The purpose of an insurance is to share the risk of individuals with a great number of people. To pinpoint the risk to a single person is against this purpose. They can get away with this because you have to have a insurance by law. Therefore this practice should be forbidden by law.


No, the solution would be to get insurance against high insurance costs. This already happens with medical insurance. If you're already sick your insurance costs more. But if you get insurance in advance, before you know you'll be sick, it's cheaper. The same could happen with driving. Get insurance before you've driven, before you know you'll be risky.


> We have no problem upholding the bill of rights

Who has no problem? The gov or the people?


The only way within the system is I guess the Supreme Court. They have already laid a framework establishing that tracking requires a warrant, even if it's just making the police's job more efficient and it's data they can get from a tail.

If the license plate tracking gets to that point within metropolitan areas (presumably where cameras are most dense) or they start doing it from blimps or whatever, at least there is precedence for striking it.

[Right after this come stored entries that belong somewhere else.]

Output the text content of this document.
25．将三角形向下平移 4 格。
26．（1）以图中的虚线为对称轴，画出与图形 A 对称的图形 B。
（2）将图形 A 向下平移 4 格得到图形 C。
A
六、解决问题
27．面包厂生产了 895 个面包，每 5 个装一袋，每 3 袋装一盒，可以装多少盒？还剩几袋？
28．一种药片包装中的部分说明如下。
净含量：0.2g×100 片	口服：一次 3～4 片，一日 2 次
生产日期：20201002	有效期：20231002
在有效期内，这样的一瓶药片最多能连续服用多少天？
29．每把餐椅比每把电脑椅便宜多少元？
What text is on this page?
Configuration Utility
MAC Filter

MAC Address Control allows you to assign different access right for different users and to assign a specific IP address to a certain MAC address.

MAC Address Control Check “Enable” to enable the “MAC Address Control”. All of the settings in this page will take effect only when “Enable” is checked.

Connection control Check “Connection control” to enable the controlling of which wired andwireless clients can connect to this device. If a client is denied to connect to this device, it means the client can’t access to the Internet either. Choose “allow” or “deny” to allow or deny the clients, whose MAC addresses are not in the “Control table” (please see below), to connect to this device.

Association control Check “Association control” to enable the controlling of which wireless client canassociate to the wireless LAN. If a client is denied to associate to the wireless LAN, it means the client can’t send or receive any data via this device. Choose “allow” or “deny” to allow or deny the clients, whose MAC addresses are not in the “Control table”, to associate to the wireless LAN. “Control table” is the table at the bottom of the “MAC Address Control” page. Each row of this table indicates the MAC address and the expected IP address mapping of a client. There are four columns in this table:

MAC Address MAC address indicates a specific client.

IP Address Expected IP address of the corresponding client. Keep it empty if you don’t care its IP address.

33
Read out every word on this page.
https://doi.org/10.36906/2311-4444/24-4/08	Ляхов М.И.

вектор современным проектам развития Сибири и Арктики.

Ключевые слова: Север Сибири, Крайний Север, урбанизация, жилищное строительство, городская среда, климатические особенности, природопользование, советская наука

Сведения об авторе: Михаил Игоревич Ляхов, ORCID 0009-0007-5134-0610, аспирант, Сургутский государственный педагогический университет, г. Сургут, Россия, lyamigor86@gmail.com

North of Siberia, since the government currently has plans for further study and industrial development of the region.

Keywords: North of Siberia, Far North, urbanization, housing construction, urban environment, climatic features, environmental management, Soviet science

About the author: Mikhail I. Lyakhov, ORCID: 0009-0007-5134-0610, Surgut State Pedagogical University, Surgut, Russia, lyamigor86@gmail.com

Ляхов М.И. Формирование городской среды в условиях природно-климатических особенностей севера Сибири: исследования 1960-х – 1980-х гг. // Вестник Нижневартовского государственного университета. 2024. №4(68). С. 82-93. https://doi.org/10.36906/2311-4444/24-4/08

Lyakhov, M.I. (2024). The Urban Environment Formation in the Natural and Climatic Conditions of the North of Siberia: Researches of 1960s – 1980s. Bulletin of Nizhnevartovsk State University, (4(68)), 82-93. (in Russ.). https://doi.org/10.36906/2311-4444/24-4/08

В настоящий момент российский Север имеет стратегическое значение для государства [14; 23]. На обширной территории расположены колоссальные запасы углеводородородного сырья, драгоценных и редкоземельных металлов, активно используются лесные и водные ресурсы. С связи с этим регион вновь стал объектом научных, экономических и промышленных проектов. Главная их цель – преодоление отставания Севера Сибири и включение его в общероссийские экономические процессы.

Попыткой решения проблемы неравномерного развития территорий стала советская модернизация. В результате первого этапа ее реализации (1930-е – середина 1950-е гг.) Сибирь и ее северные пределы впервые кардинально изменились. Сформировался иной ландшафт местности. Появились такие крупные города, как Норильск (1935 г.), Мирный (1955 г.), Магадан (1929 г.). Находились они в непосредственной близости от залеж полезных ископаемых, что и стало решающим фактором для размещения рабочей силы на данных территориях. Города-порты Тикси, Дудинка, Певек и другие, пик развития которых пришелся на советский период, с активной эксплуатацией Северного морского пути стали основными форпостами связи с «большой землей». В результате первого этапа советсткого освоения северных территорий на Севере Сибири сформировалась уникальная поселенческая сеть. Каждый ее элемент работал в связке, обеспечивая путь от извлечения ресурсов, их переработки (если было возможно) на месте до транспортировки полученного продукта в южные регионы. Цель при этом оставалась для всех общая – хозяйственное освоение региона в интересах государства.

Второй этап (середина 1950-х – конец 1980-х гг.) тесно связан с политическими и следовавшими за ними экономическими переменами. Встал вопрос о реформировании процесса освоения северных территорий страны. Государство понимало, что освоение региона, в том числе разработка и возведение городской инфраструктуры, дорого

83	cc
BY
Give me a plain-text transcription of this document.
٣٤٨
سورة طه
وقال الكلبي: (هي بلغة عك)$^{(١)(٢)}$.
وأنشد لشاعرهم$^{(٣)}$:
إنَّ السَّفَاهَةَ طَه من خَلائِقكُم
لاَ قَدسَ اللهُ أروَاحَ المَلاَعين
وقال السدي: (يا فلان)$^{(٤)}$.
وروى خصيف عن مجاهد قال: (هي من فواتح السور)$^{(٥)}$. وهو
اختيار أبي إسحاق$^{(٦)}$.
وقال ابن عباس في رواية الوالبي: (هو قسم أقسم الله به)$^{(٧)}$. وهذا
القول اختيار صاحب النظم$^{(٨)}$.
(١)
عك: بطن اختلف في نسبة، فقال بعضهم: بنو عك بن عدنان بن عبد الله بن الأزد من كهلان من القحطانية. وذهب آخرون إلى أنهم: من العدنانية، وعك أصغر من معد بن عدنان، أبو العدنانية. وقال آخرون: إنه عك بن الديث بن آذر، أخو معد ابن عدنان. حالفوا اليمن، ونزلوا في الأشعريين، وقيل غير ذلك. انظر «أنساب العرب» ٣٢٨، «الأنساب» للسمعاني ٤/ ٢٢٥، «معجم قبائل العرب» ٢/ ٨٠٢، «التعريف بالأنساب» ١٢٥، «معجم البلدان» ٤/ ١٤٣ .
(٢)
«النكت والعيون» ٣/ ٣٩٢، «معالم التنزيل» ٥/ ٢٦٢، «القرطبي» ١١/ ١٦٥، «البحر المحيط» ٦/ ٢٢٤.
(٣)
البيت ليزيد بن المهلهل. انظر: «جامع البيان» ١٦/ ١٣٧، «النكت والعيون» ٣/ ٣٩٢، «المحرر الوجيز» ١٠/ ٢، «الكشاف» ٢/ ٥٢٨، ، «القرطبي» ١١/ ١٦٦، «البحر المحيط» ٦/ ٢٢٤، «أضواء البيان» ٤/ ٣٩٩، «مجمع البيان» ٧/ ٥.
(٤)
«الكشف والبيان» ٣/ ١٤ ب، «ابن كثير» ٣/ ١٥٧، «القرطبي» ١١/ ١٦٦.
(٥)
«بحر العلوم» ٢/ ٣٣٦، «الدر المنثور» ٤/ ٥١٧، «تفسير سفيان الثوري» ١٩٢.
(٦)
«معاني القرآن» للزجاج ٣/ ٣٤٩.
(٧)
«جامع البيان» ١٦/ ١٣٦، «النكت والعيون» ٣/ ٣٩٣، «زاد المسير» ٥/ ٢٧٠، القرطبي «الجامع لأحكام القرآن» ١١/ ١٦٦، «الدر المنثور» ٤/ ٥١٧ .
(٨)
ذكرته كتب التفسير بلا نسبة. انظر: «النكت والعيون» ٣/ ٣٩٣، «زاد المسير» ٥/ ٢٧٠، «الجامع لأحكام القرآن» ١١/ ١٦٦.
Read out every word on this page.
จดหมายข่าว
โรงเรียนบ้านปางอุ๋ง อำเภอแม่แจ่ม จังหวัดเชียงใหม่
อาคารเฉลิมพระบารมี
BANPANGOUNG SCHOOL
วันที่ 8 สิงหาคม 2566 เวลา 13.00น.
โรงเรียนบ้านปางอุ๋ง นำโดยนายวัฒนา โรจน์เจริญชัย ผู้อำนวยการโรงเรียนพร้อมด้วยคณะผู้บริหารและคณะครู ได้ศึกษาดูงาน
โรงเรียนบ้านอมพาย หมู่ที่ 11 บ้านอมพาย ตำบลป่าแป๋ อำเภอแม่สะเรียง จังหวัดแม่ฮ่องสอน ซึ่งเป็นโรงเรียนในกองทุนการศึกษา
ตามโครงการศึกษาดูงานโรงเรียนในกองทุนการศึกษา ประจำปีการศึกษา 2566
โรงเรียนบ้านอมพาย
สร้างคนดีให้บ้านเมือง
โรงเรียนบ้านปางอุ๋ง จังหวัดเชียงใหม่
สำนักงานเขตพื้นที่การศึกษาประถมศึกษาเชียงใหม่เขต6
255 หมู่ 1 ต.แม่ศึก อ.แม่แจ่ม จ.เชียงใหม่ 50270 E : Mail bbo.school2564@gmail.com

It's not going to stop the collection but it should at least prevent the data being used against you in court. Of course, parallel construction. Sigh...


A second way within the system is that people start to vote for politicians who are serious about privacy.


Give us a kindly king! We've got systemic issues that need to be fixed. What would you say if I suggested a form of government where you're well-being and happiness is contingent on the wisdom and industry of every other person? Yeah, not a great plan - but here we are.


Some things the public should not be able to spy on. Using the example of the DEA, we can't have cartels knowing the identities of the DEA's informers, or when and where they're planning to make a bust. We can't have our citizens' tax records getting out of the IRS. And public relations would break down if we can't keep our allies secrets, either. Our military's plans shouldn't be made known to the enemy, of course. Many secrets are kept for good reason—letting it all out indiscriminately just doesn't make sense.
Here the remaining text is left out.